論:公園を使いこなす ランドスケープアーキテクト 山崎 亮

実録!! 尼崎中央公園24時

できれば聞きたくない言葉がある。「公園なんてあんまり行かないなぁ」という言葉。公園の設計に携わる僕らの無力感を誘うには十分すぎる言葉である。さらに追い討ちをかける人がいる。「特に冬の公園なんて誰も使わないよね」。そこまで言われると「冬でもいろんな人に使われている公園を探してやろうじゃないか」という気持ちになる。実際、僕には一筋の光が見えている。あの街なら冬でも公園を使いこなしている人がいるはずだ。そんな淡い期待を抱きつつ、僕は冬の尼崎中央公園へと向かう。目的は観察。
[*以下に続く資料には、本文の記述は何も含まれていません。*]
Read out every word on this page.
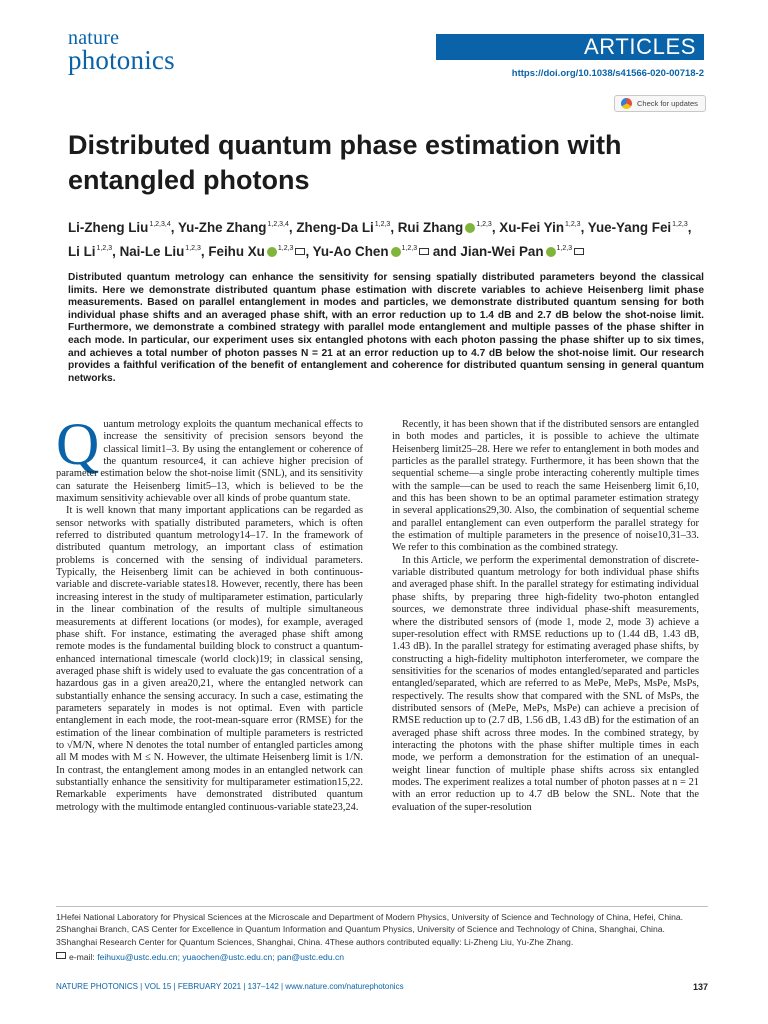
nature
photonics	ARTICLES
https://doi.org/10.1038/s41566-020-00718-2
Check for updates
Distributed quantum phase estimation with entangled photons
Li-Zheng Liu$^{1,2,3,4}$, Yu-Zhe Zhang$^{1,2,3,4}$, Zheng-Da Li$^{1,2,3}$, Rui Zhang $^{1,2,3}$, Xu-Fei Yin$^{1,2,3}$, Yue-Yang Fei$^{1,2,3}$, Li Li$^{1,2,3}$, Nai-Le Liu$^{1,2,3}$, Feihu Xu $^{1,2,3}$ , Yu-Ao Chen $^{1,2,3}$ and Jian-Wei Pan $^{1,2,3}$

Distributed quantum metrology can enhance the sensitivity for sensing spatially distributed parameters beyond the classical limits. Here we demonstrate distributed quantum phase estimation with discrete variables to achieve Heisenberg limit phase measurements. Based on parallel entanglement in modes and particles, we demonstrate distributed quantum sensing for both individual phase shifts and an averaged phase shift, with an error reduction up to 1.4 dB and 2.7 dB below the shot-noise limit. Furthermore, we demonstrate a combined strategy with parallel mode entanglement and multiple passes of the phase shifter in each mode. In particular, our experiment uses six entangled photons with each photon passing the phase shifter up to six times, and achieves a total number of photon passes N = 21 at an error reduction up to 4.7 dB below the shot-noise limit. Our research provides a faithful verification of the benefit of entanglement and coherence for distributed quantum sensing in general quantum networks.

Q uantum metrology exploits the quantum mechanical effects to increase the sensitivity of precision sensors beyond the classical limit1–3. By using the entanglement or coherence of the quantum resource4, it can achieve higher precision of parameter estimation below the shot-noise limit (SNL), and its sensitivity can saturate the Heisenberg limit5–13, which is believed to be the maximum sensitivity achievable over all kinds of probe quantum state.

It is well known that many important applications can be regarded as sensor networks with spatially distributed parameters, which is often referred to distributed quantum metrology14–17. In the framework of distributed quantum metrology, an important class of estimation problems is concerned with the sensing of individual parameters. Typically, the Heisenberg limit can be achieved in both continuous-variable and discrete-variable states18. However, recently, there has been increasing interest in the study of multiparameter estimation, particularly in the linear combination of the results of multiple simultaneous measurements at different locations (or modes), for example, averaged phase shift. For instance, estimating the averaged phase shift among remote modes is the fundamental building block to construct a quantum-enhanced international timescale (world clock)19; in classical sensing, averaged phase shift is widely used to evaluate the gas concentration of a hazardous gas in a given area20,21, where the entangled network can substantially enhance the sensing accuracy. In such a case, estimating the parameters separately in modes is not optimal. Even with particle entanglement in each mode, the root-mean-square error (RMSE) for the estimation of the linear combination of multiple parameters is restricted to √M/N, where N denotes the total number of entangled particles among all M modes with M ≤ N. However, the ultimate Heisenberg limit is 1/N. In contrast, the entanglement among modes in an entangled network can substantially enhance the sensitivity for multiparameter estimation15,22. Remarkable experiments have demonstrated distributed quantum metrology with the multimode entangled continuous-variable state23,24.

Recently, it has been shown that if the distributed sensors are entangled in both modes and particles, it is possible to achieve the ultimate Heisenberg limit25–28. Here we refer to entanglement in both modes and particles as the parallel strategy. Furthermore, it has been shown that the sequential scheme—a single probe interacting coherently multiple times with the sample—can be used to reach the same Heisenberg limit 6,10, and this has been shown to be an optimal parameter estimation strategy in several applications29,30. Also, the combination of sequential scheme and parallel entanglement can even outperform the parallel strategy for the estimation of multiple parameters in the presence of noise10,31–33. We refer to this combination as the combined strategy.

In this Article, we perform the experimental demonstration of discrete-variable distributed quantum metrology for both individual phase shifts and averaged phase shift. In the parallel strategy for estimating individual phase shifts, by preparing three high-fidelity two-photon entangled sources, we demonstrate three individual phase-shift measurements, where the distributed sensors of (mode 1, mode 2, mode 3) achieve a super-resolution effect with RMSE reductions up to (1.44 dB, 1.43 dB, 1.43 dB). In the parallel strategy for estimating averaged phase shifts, by constructing a high-fidelity multiphoton interferometer, we compare the sensitivities for the scenarios of modes entangled/separated and particles entangled/separated, which are referred to as MePe, MePs, MsPe, MsPs, respectively. The results show that compared with the SNL of MsPs, the distributed sensors of (MePe, MePs, MsPe) can achieve a precision of RMSE reduction up to (2.7 dB, 1.56 dB, 1.43 dB) for the estimation of an averaged phase shift across three modes. In the combined strategy, by interacting the photons with the phase shifter multiple times in each mode, we perform a demonstration for the estimation of an unequal-weight linear function of multiple phase shifts across six entangled modes. The experiment realizes a total number of photon passes at n = 21 with an error reduction up to 4.7 dB below the SNL. Note that the evaluation of the super-resolution

1Hefei National Laboratory for Physical Sciences at the Microscale and Department of Modern Physics, University of Science and Technology of China, Hefei, China. 2Shanghai Branch, CAS Center for Excellence in Quantum Information and Quantum Physics, University of Science and Technology of China, Shanghai, China. 3Shanghai Research Center for Quantum Sciences, Shanghai, China. 4These authors contributed equally: Li-Zheng Liu, Yu-Zhe Zhang.
e-mail: feihuxu@ustc.edu.cn; yuaochen@ustc.edu.cn; pan@ustc.edu.cn
NATURE PHOTONICS | VOL 15 | FEBRUARY 2021 | 137–142 | www.nature.com/naturephotonics	137
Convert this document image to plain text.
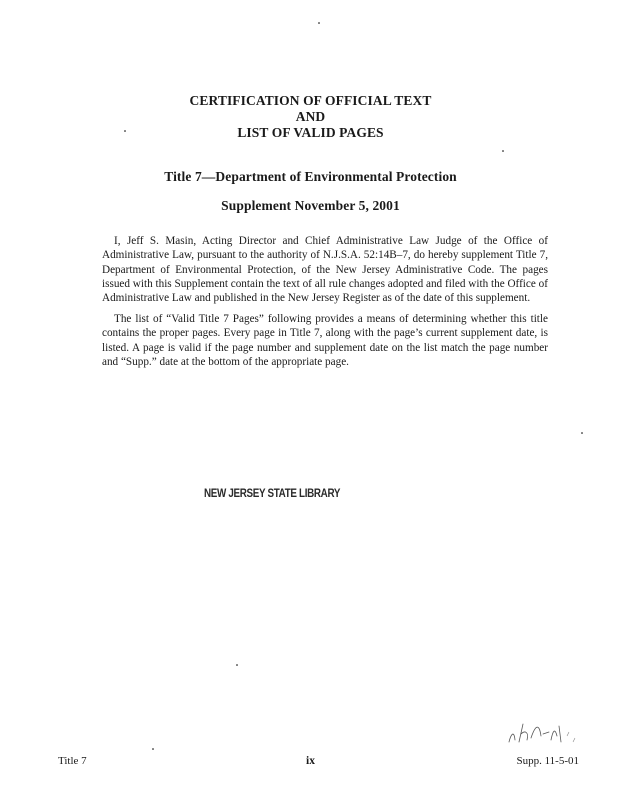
CERTIFICATION OF OFFICIAL TEXT
AND
LIST OF VALID PAGES
Title 7—Department of Environmental Protection
Supplement November 5, 2001

I, Jeff S. Masin, Acting Director and Chief Administrative Law Judge of the Office of Administrative Law, pursuant to the authority of N.J.S.A. 52:14B–7, do hereby supplement Title 7, Department of Environmental Protection, of the New Jersey Administrative Code. The pages issued with this Supplement contain the text of all rule changes adopted and filed with the Office of Administrative Law and published in the New Jersey Register as of the date of this supplement.

The list of “Valid Title 7 Pages” following provides a means of determining whether this title contains the proper pages. Every page in Title 7, along with the page’s current supplement date, is listed. A page is valid if the page number and supplement date on the list match the page number and “Supp.” date at the bottom of the appropriate page.

NEW JERSEY STATE LIBRARY
Title 7	ix	Supp. 11-5-01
朝5時から次の日の朝5時まで、公園で誰が何をするのかじっくり観察するのである。

6:00
公園愛護会(左下)と野宿者(右上)
8:00
掃除業者によるゴミ収集

12月20日、朝5時。公園の冷たいベンチに腰を下ろす。辺りはまだ暗い。ふと、暗闇から緑色の服を着た人が現れる。「さわやか尼崎」というスタッフジャンパーを着ている。公園愛護会の人だろう。ひとりで手際よく公園を掃除する。ほかに公園の利用者はいない。午前6時。阪神尼崎駅を利用する通勤者が公園を横切り始める。その中に黄色いスタッフジャンパーを着て掃除する人がいる。別の公園愛護会だろう。同じ頃、公園で寝泊りしている野宿者が起床する。大きく伸びをした後、ダンボールハウスを折りたたみ始める。折りたたんだダンボールはエレベーターの壁と樹木との間に差し込まれる。逆に差し込んだ場所からはホウキとチリトリが取り出される。それらを使って彼は自分の寝床の周りを丹念に掃除する。公園愛護会の掃除範囲は野宿者の掃除範囲と抵触しないようになっている。うまい住み分けである。午前8時。ようやく公園の清掃業者がやってくる。公園の掃除を始めるものの、もはやゴミひとつ見当たらない。最後にゴミ箱のゴミを回収して、彼らは公園を去る。

14:00
路上物販
リアカーパンク修理

午後になると利用の面白さに拍車がかかる。午後2時。ブルーシートの上で小物を売るおじさんが現れる。駅から出てくる人が立ち止まって商品を覗き込む。別の場所でも、木彫りの熊や使い古したスニーカーを売るおじさんが現れる。園路が一気に賑やかになる。午後3時。公園の隅にある派出所から警察官が出てきて、おじさんたちの商売をやめさせる。露店は2組とも撤収。午後4時。近くの郵便局がワゴンで年賀状を売り始める。同じ頃、近所の授産施設もワゴンで手作りのパンを売り始める。午後5時。撤収したはずのおじさん1人が戻ってきて露店を再開する。午後6時。たくさんの空き缶をゴミ袋に詰めて運ぶ人が、園内のゴミ箱を順に回って空き缶を集める。落ちている空き缶も逃さず集める。午後7時。駅前で街頭演説が始まる。演説のテーマは「憲法を生活に生かそう」。ハンドマイクを使って仕事帰りのビジネスマンに政治を説く。同じ頃、野宿者が公園へ戻ってきてダンボールハウスを組み立て始める。

20:00 高校生のナンパ

午後8時。男子高校生2人が階段に座っていた女子高生2人をナンパする。所要時間10分。4人は公園に隣接するカラオケ屋へと向かう。午後9時。自転車に乗ってきた女子大生3人が階段に座って談話し始める。かなり気温は下がってきているはずだが、女子大生はその場所で午後11時まで話し続ける。女子大生が帰った後、カラオケ屋から出てきた高校生4人が同じ場所に座って談話を始める。3時間前に比べて彼らが座る位置はかなり近づいている。午前1時。若者4人がダンスの練習を始める。途中で休憩しながらも練習は3時間続く。午前4時。公園から誰もいなくなる。草むらでは野宿者が眠る。公園全体が寝静まる瞬間。そして午前5時。今日もまた、暗闇から公園愛護会が現れる。

期待通りである。尼崎に住む人は公園の使いこなし方がうまい。「通りがかりの人」から「公園に住んでいる人」まで、それぞれのやり方で公園を使いこなしている。冬でも使いこなしている。どうだ。その気になれば公園はここまで使えるものなのだ。「公園の不思議な使い方」の手本は尼崎にある。もっとも、この日一番不思議な公園の利用者は、ベンチに座って24時間公園を観察し続けるヒゲ面の男だったのかもしれないが。


やまざき りょう

公園の計画・設計・運営に携わる。兵庫県立有馬富士公園の計画やユニセフパークプロジェクトの運営を通じて、公園を使う人が公園をつくることの可能性を探る。